Tagebau Garzweiler bedingt neue Betriebsstelle in Titz : Jackerather Abwasser auf neuem Weg

Der Tagebau Garzweiler ist der Grund, dass die Entsorgung des Abwassers aus Jackerath neu geregelt werden musste.

Das geschieht jetzt über die neu gebaute Betriebsstelle Titz, die vom für die dortige Abwasserentsorgung zuständigen Niersverband betrieben wird. Das haben RWE Power und Niersverband bekannt gegeben.
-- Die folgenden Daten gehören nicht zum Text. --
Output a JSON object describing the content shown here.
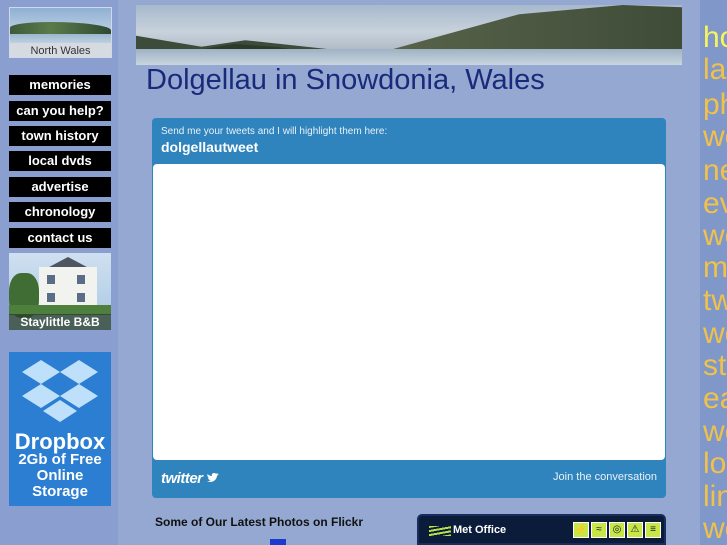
{
  "sidebar": {
    "north_wales_caption": "North Wales",
    "nav": [
      "memories",
      "can you help?",
      "town history",
      "local dvds",
      "advertise",
      "chronology",
      "contact us"
    ],
    "staylittle_label": "Staylittle B&B",
    "dropbox": {
      "brand": "Dropbox",
      "offer_line1": "2Gb of Free",
      "offer_line2": "Online",
      "offer_line3": "Storage"
    }
  },
  "header": {
    "title": "Dolgellau in Snowdonia, Wales"
  },
  "twitter": {
    "intro": "Send me your tweets and I will highlight them here:",
    "handle": "dolgellautweet",
    "logo": "twitter",
    "join": "Join the conversation"
  },
  "flickr": {
    "heading": "Some of Our Latest Photos on Flickr"
  },
  "metoffice": {
    "name": "Met Office"
  },
  "right_nav": [
    "ho",
    "la",
    "ph",
    "we",
    "ne",
    "ev",
    "we",
    "m",
    "tw",
    "we",
    "st",
    "ea",
    "we",
    "lo",
    "lin",
    "we"
  ],
  "colors": {
    "page_bg": "#94a8d2",
    "title": "#1a2a7a",
    "twitter_blue": "#2f84be",
    "right_link": "#f0c24a",
    "right_link_active": "#f7f55a"
  }
}
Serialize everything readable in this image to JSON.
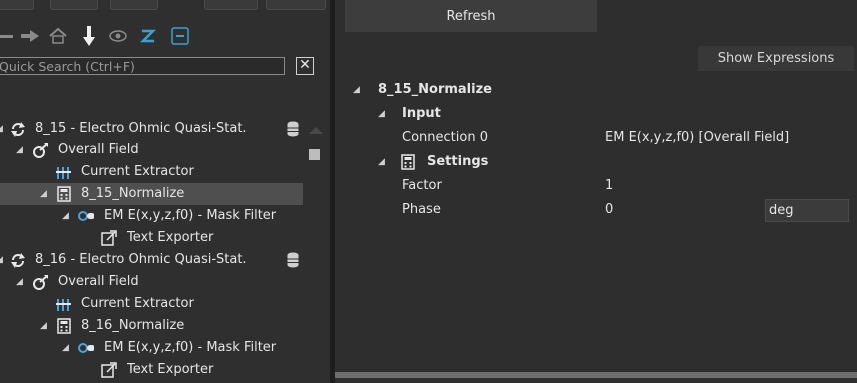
{
  "tree": {
    "search_placeholder": "Quick Search (Ctrl+F)",
    "clear_symbol": "✕",
    "items": [
      {
        "label": "8_15 - Electro Ohmic Quasi-Stat.",
        "icon": "cycle-icon"
      },
      {
        "label": "Overall Field",
        "icon": "field-icon"
      },
      {
        "label": "Current Extractor",
        "icon": "extractor-icon"
      },
      {
        "label": "8_15_Normalize",
        "icon": "calculator-icon"
      },
      {
        "label": "EM E(x,y,z,f0) - Mask Filter",
        "icon": "mask-filter-icon"
      },
      {
        "label": "Text Exporter",
        "icon": "export-icon"
      },
      {
        "label": "8_16 - Electro Ohmic Quasi-Stat.",
        "icon": "cycle-icon"
      },
      {
        "label": "Overall Field",
        "icon": "field-icon"
      },
      {
        "label": "Current Extractor",
        "icon": "extractor-icon"
      },
      {
        "label": "8_16_Normalize",
        "icon": "calculator-icon"
      },
      {
        "label": "EM E(x,y,z,f0) - Mask Filter",
        "icon": "mask-filter-icon"
      },
      {
        "label": "Text Exporter",
        "icon": "export-icon"
      }
    ]
  },
  "properties": {
    "refresh_label": "Refresh",
    "show_expressions_label": "Show Expressions",
    "root_label": "8_15_Normalize",
    "input_group": "Input",
    "connection_label": "Connection 0",
    "connection_value": "EM E(x,y,z,f0) [Overall Field]",
    "settings_group": "Settings",
    "factor_label": "Factor",
    "factor_value": "1",
    "phase_label": "Phase",
    "phase_value": "0",
    "phase_unit": "deg"
  }
}
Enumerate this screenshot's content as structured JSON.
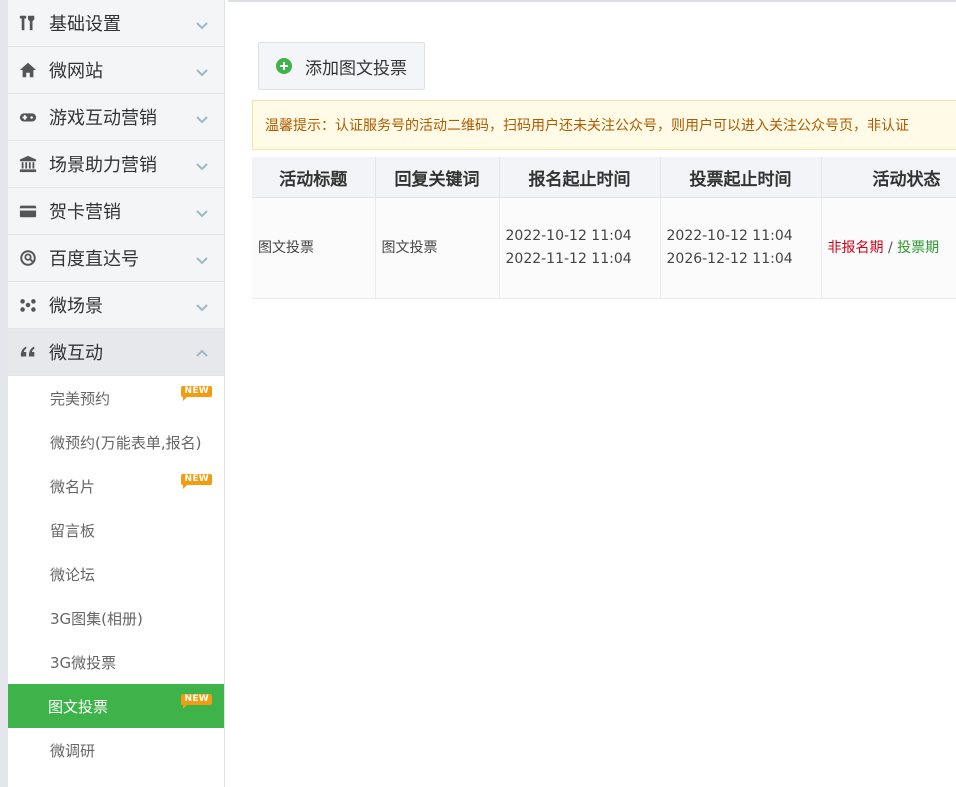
{
  "sidebar": {
    "groups": [
      {
        "label": "基础设置",
        "icon": "tools-icon"
      },
      {
        "label": "微网站",
        "icon": "home-icon"
      },
      {
        "label": "游戏互动营销",
        "icon": "gamepad-icon"
      },
      {
        "label": "场景助力营销",
        "icon": "bank-icon"
      },
      {
        "label": "贺卡营销",
        "icon": "card-icon"
      },
      {
        "label": "百度直达号",
        "icon": "search-icon"
      },
      {
        "label": "微场景",
        "icon": "molecule-icon"
      },
      {
        "label": "微互动",
        "icon": "quote-icon"
      }
    ],
    "sub_items": [
      {
        "label": "完美预约",
        "badge": "NEW"
      },
      {
        "label": "微预约(万能表单,报名)"
      },
      {
        "label": "微名片",
        "badge": "NEW"
      },
      {
        "label": "留言板"
      },
      {
        "label": "微论坛"
      },
      {
        "label": "3G图集(相册)"
      },
      {
        "label": "3G微投票"
      },
      {
        "label": "图文投票",
        "badge": "NEW"
      },
      {
        "label": "微调研"
      }
    ]
  },
  "main": {
    "add_button_label": "添加图文投票",
    "notice": "温馨提示：认证服务号的活动二维码，扫码用户还未关注公众号，则用户可以进入关注公众号页，非认证",
    "table": {
      "headers": [
        "活动标题",
        "回复关键词",
        "报名起止时间",
        "投票起止时间",
        "活动状态"
      ],
      "rows": [
        {
          "title": "图文投票",
          "keyword": "图文投票",
          "signup_start": "2022-10-12 11:04",
          "signup_end": "2022-11-12 11:04",
          "vote_start": "2022-10-12 11:04",
          "vote_end": "2026-12-12 11:04",
          "status_a": "非报名期",
          "status_sep": "/",
          "status_b": "投票期"
        }
      ]
    }
  },
  "colors": {
    "accent_green": "#3eb34a",
    "badge_orange": "#f39c12",
    "status_red": "#d0021b",
    "status_green": "#2e9a2e"
  }
}
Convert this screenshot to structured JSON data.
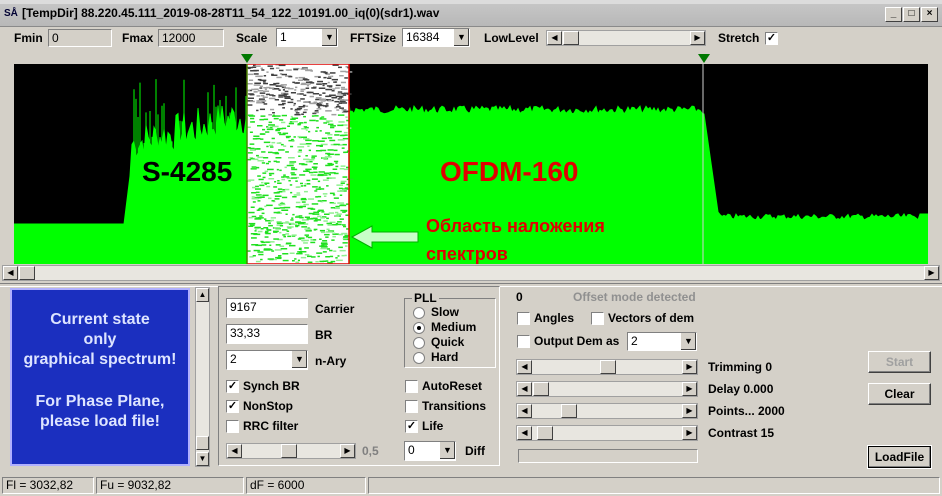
{
  "window": {
    "title": "[TempDir] 88.220.45.111_2019-08-28T11_54_122_10191.00_iq(0)(sdr1).wav",
    "icon_text": "SÅ",
    "controls": [
      "_",
      "□",
      "×"
    ]
  },
  "toolbar": {
    "fmin_label": "Fmin",
    "fmin_value": "0",
    "fmax_label": "Fmax",
    "fmax_value": "12000",
    "scale_label": "Scale",
    "scale_value": "1",
    "fftsize_label": "FFTSize",
    "fftsize_value": "16384",
    "lowlevel_label": "LowLevel",
    "lowlevel_level": 0.01,
    "stretch_label": "Stretch",
    "stretch_checked": true
  },
  "spectrum": {
    "label_left": "S-4285",
    "label_right": "OFDM-160",
    "annotation_line1": "Область наложения",
    "annotation_line2": "спектров",
    "label_left_color": "#000000",
    "label_right_color": "#e00000",
    "annotation_color": "#e00000",
    "signal_color": "#00ff00",
    "overlap_box_color": "#e00000"
  },
  "state_box": {
    "line1": "Current state",
    "line2": "only",
    "line3": "graphical spectrum!",
    "line4": "For Phase Plane,",
    "line5": "please load file!"
  },
  "demod": {
    "carrier_value": "9167",
    "carrier_label": "Carrier",
    "br_value": "33,33",
    "br_label": "BR",
    "nary_value": "2",
    "nary_label": "n-Ary",
    "pll_title": "PLL",
    "pll_options": [
      "Slow",
      "Medium",
      "Quick",
      "Hard"
    ],
    "pll_selected": "Medium",
    "synch_br_label": "Synch BR",
    "synch_br_checked": true,
    "nonstop_label": "NonStop",
    "nonstop_checked": true,
    "rrc_label": "RRC filter",
    "rrc_checked": false,
    "autoreset_label": "AutoReset",
    "autoreset_checked": false,
    "transitions_label": "Transitions",
    "transitions_checked": false,
    "life_label": "Life",
    "life_checked": true,
    "rrc_slider_value": "0,5",
    "diff_value": "0",
    "diff_label": "Diff"
  },
  "right_panel": {
    "zero_value": "0",
    "offset_text": "Offset mode detected",
    "angles_label": "Angles",
    "angles_checked": false,
    "vectors_label": "Vectors of dem",
    "vectors_checked": false,
    "output_label": "Output Dem as",
    "output_checked": false,
    "output_value": "2",
    "trimming_label": "Trimming 0",
    "delay_label": "Delay  0.000",
    "points_label": "Points... 2000",
    "contrast_label": "Contrast 15",
    "start_label": "Start",
    "clear_label": "Clear",
    "loadfile_label": "LoadFile"
  },
  "status": {
    "fl": "Fl = 3032,82",
    "fu": "Fu = 9032,82",
    "df": "dF = 6000"
  }
}
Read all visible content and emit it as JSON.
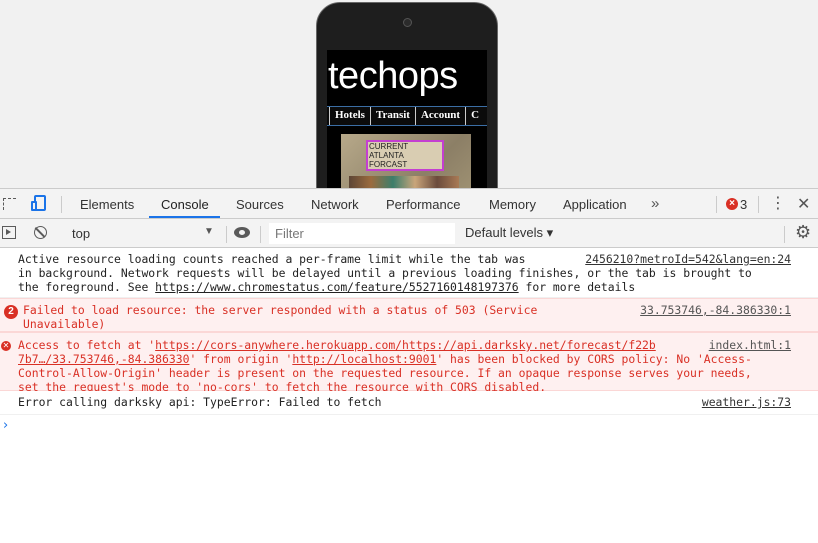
{
  "preview": {
    "logo_text": "techops",
    "nav_items": [
      "Hotels",
      "Transit",
      "Account",
      "C"
    ],
    "weather_label": "CURRENT ATLANTA FORCAST"
  },
  "devtools": {
    "tabs": [
      "Elements",
      "Console",
      "Sources",
      "Network",
      "Performance",
      "Memory",
      "Application"
    ],
    "active_tab": "Console",
    "more_tabs_glyph": "»",
    "error_count": "3",
    "menu_glyph": "⋮",
    "close_glyph": "✕"
  },
  "filterbar": {
    "context": "top",
    "filter_placeholder": "Filter",
    "levels": "Default levels ▾",
    "settings_glyph": "⚙"
  },
  "messages": [
    {
      "level": "info",
      "lines": [
        "Active resource loading counts reached a per-frame limit while the tab was ",
        "in background. Network requests will be delayed until a previous loading finishes, or the tab is brought to",
        "the foreground. See "
      ],
      "link": "https://www.chromestatus.com/feature/5527160148197376",
      "after_link": " for more details",
      "source": "2456210?metroId=542&lang=en:24"
    },
    {
      "level": "error",
      "repeat_count": "2",
      "lines": [
        "Failed to load resource: the server responded with a status of 503 (Service",
        "Unavailable)"
      ],
      "source": "33.753746,-84.386330:1"
    },
    {
      "level": "error",
      "icon": "✕",
      "line1_prefix": "Access to fetch at '",
      "line1_link": "https://cors-anywhere.herokuapp.com/https://api.darksky.net/forecast/f22b",
      "line2_link": "7b7…/33.753746,-84.386330",
      "line2_mid": "' from origin '",
      "line2_link2": "http://localhost:9001",
      "line2_suffix": "' has been blocked by CORS policy: No 'Access-",
      "line3": "Control-Allow-Origin' header is present on the requested resource. If an opaque response serves your needs,",
      "line4": "set the request's mode to 'no-cors' to fetch the resource with CORS disabled.",
      "source": "index.html:1"
    },
    {
      "level": "log",
      "text": "Error calling darksky api: TypeError: Failed to fetch",
      "source": "weather.js:73"
    }
  ],
  "prompt_glyph": "›"
}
Die Betriebsstelle Jackerath und ein wesentlicher Abschnitt des bisherigen Abwasserableitungssystems liegen im Bereich des Tagebaus, das bestehende Ver- und Entsorgungssysteme musste neu erstellt werden.

Innerhalb des vergangenen Jahres wurden deshalb große Teile der Betriebsstelle Jackerath im Auftrag von RWE Power neu gebaut und an eine vorab erstellte Druckleitung angeschlossen. „Wir sind froh, dass wir das Projekt aufgrund der guten Zusammenarbeit zwischen allen Beteiligten termingerecht umsetzen konnten“, betonte Prof. Dietmar Schitthelm (Niersverband) bei der Übergabe der neuen Betriebsstelle durch RWE Power. „Mit dieser Betriebsstelle ist die Entsorgung des Jackerather Abwassers auf einem technisch hohen Niveau auch zukünftig gesichert“, sagte der Titzer Bürgermeister Jürgen Frantzen.

Künftig fließt das Abwasser nun über eine neue Pumpstation und eine neu gebaute, rund sieben Kilometer lange Druckrohrleitung Richtung Holzweiler in das dortige Entwässerungssystem. Von dort wird es wie bisher zur Kläranlage Mönchengladbach-Neuwerk geführt.